For a seven-year stretch during the early stage of the millennium, LaDainian Tomlinson carried the ball at least 313 times and recorded a minimum of 375 touches in every single season. During his reign, LT’s average line looked like this: 338 carries for 1,521 yards, 65 receptions for 482 yards, and 18.4 total touchdowns. Holy shit.
Needless to say, Tomlinson didn’t “break down” in the way that we’re conditioned to believe running backs do after high-volume seasons. Actually, LT’s worst post-375 touch season came in 2008: 292 carries for 1,110 yards, 52 receptions for 426 yards, and 12 total touchdowns. That’s his worst season in eight years, by far. Holy shit.
In my latest book Fantasy Football for Smart People: What the Experts Don’t Want You to Know, I did some research on running backs coming off of seasons with heavy workloads, ultimately concluding that what we’re seeing—stats that do indeed suggest backs “break down” after receiving an abnormal number of touches—is primarily an illusion.
For a running back to acquire 350 or more carries in a season, a lot of things need to go right. He needs to be healthy; it’s simply a prerequisite for receiving so many touches. Of the 38 running backs who have gotten 350 carries in a season since 1990, the total number of games missed was five combined. Only five missed games out of a possible 608 played!
Second, the running back necessarily must maintain a certain level of efficiency. Without it, he won’t keep acquiring so many touches. If Chris Johnson is averaging 2.0 YPC after eight games this year, for example, you can bet he won’t be getting the ball nearly as much in the second half of the season. Of the top 15 running backs in single-season carries since 1990, only two have averaged less than 4.3 YPC. Nine of those 15 were above 4.5 YPC.
Knowing that the selection of backs with 350-plus carries in a season is naturally skewed toward those that were healthy and effective has profound implications on our conclusions. Naturally the outliers from the previous year, those backs are likely to regress toward the mean, independent of their workload. That is, running backs who have a high YPC are likely to regress in the following season whether they got 350 carries or 100.
So when we look at a sample of high-volume backs, it comes with a caveat; they’re almost certain to have been healthy and highly efficient. Inspecting the issue with that in mind, all we’re really saying is “running backs coming off of seasons with abnormal health and efficiency will probably see a decline in health and efficiency.” Yes, that is true. And useless.
As is customary here at rotoViz, if it can be app’d, it shall be app’d. Enter the Curse of 370 app. Using the app, some guy who goes by the name of “RotoViz Staff”—who the hell is that guy?—used the app to cast doubt on the “curse of 370” (or 350, or 330, or whatever other arbitrary number you want to choose).

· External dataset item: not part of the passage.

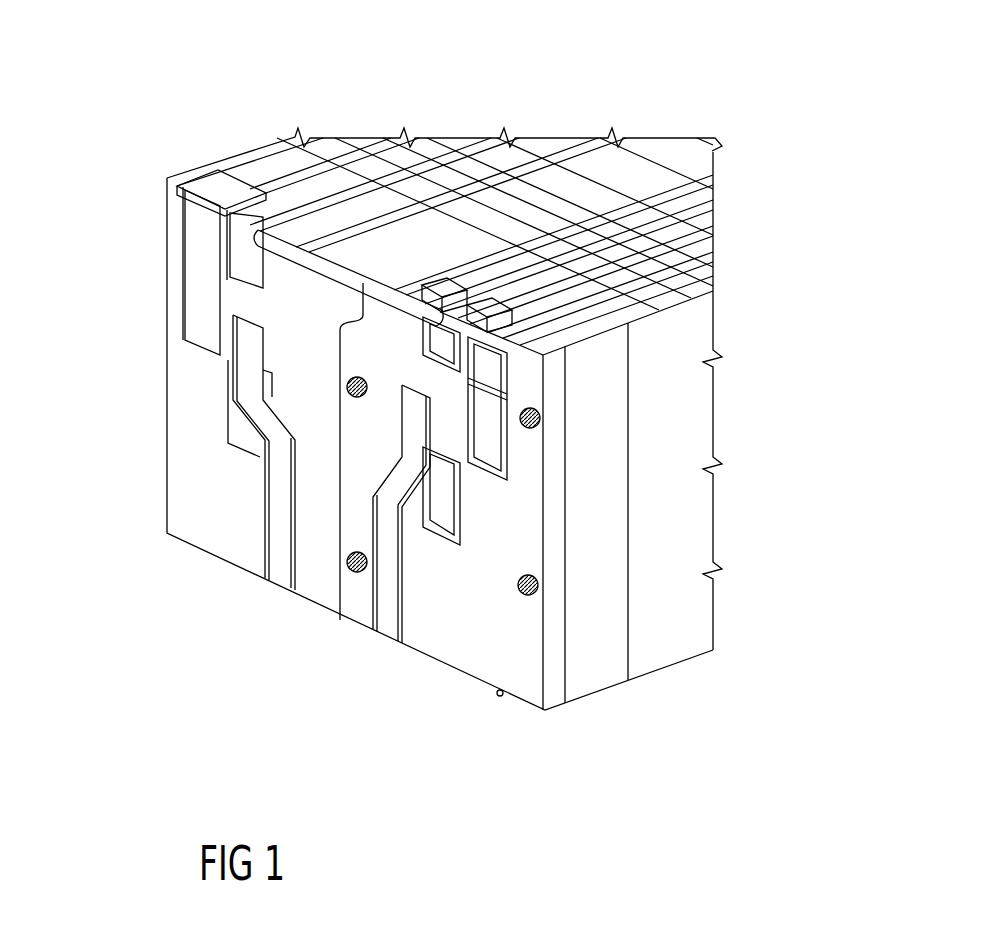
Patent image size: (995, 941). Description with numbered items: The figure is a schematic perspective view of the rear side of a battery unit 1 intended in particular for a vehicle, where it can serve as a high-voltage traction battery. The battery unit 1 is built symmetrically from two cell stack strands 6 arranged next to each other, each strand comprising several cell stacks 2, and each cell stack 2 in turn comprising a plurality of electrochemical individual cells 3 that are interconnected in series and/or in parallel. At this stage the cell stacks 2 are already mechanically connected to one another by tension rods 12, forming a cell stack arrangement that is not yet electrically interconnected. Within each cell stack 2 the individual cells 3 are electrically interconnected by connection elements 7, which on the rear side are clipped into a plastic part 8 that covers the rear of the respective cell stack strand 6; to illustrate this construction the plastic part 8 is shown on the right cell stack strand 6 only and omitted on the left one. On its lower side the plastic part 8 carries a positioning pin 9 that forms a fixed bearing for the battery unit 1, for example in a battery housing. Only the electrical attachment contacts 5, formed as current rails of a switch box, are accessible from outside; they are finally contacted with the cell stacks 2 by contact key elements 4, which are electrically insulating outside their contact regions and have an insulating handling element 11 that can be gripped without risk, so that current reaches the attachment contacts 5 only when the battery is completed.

It’s possible to look at running backs who carry the ball 370 times and come away feeling like there must be diminishing returns for those running backs at some point. For instance, look at the following graph, which shows Season N carries on the X axis and Season N+1 Fantasy Points on the Y axis. It looks like at 350 carries, running backs start to experience diminishing returns.
But there are a couple of problems here. First, you can see that the number of observations greater than 370 aren’t very numerous. That means we have to add randomness as a potential explanation for the so-called “Curse of 370”. The other problem is that this graph only includes carries. What if we include receptions also? This is what the graph looks like:
You can see that the peak at 350 carries disappears, the peak shifts to about 390 total touches, and the drop-off becomes much less severe. To make things even more problematic for the “Curse” is the fact that if we look at just players aged 25 and older, the peak/drop disappears entirely.
So we have an effect that definitely exists. Unless you include receptions; then it’s a little unclear. And forget about including old backs—you know, the ones you’d think might start to break down coming off of a season with a ton of touches—because they seem to perform better than the younger backs.
Again, it’s very likely that any drop in production that’s actually there is due to simple regression. Let’s consider not just those backs who received a bunch of carries—and thus were necessarily healthy and effective—but instead all running backs.
Heavy workload or not, running backs coming off of seasons in which they recorded high YPC almost always saw that number drop in the following year. Of the 25 backs to average 4.71 YPC (on at least 180 carries) from 2006 to 2010, only three (12.0 percent) increased their YPC in the next season. The average decline was an astounding 0.74 YPC. Of the 10 backs to average 5.22 YPC, the average decline was almost a full yard on each carry.
Ultimately, running backs coming off of seasons with lots of touches are likely to regress in terms of both efficiency and health, but that information is both insignificant and irrelevant to fantasy owners. Yes, you’ll probably see a dip in production if you “gamble” on a workhorse running back, but that’s because he’s an outlier at his position—not because he touched the ball 370 times instead of 320.
For the record, Arian Foster, Adrian Peterson, Doug Martin, and Marshawn Lynch all had at least 338 touches—21.1 per game—in 2012. That’s why Jamaal Charles should be the top overall pick; the Chiefs basically gave him a season off with only 20 touches per game, so you know he’ll have fresh legs in 2013.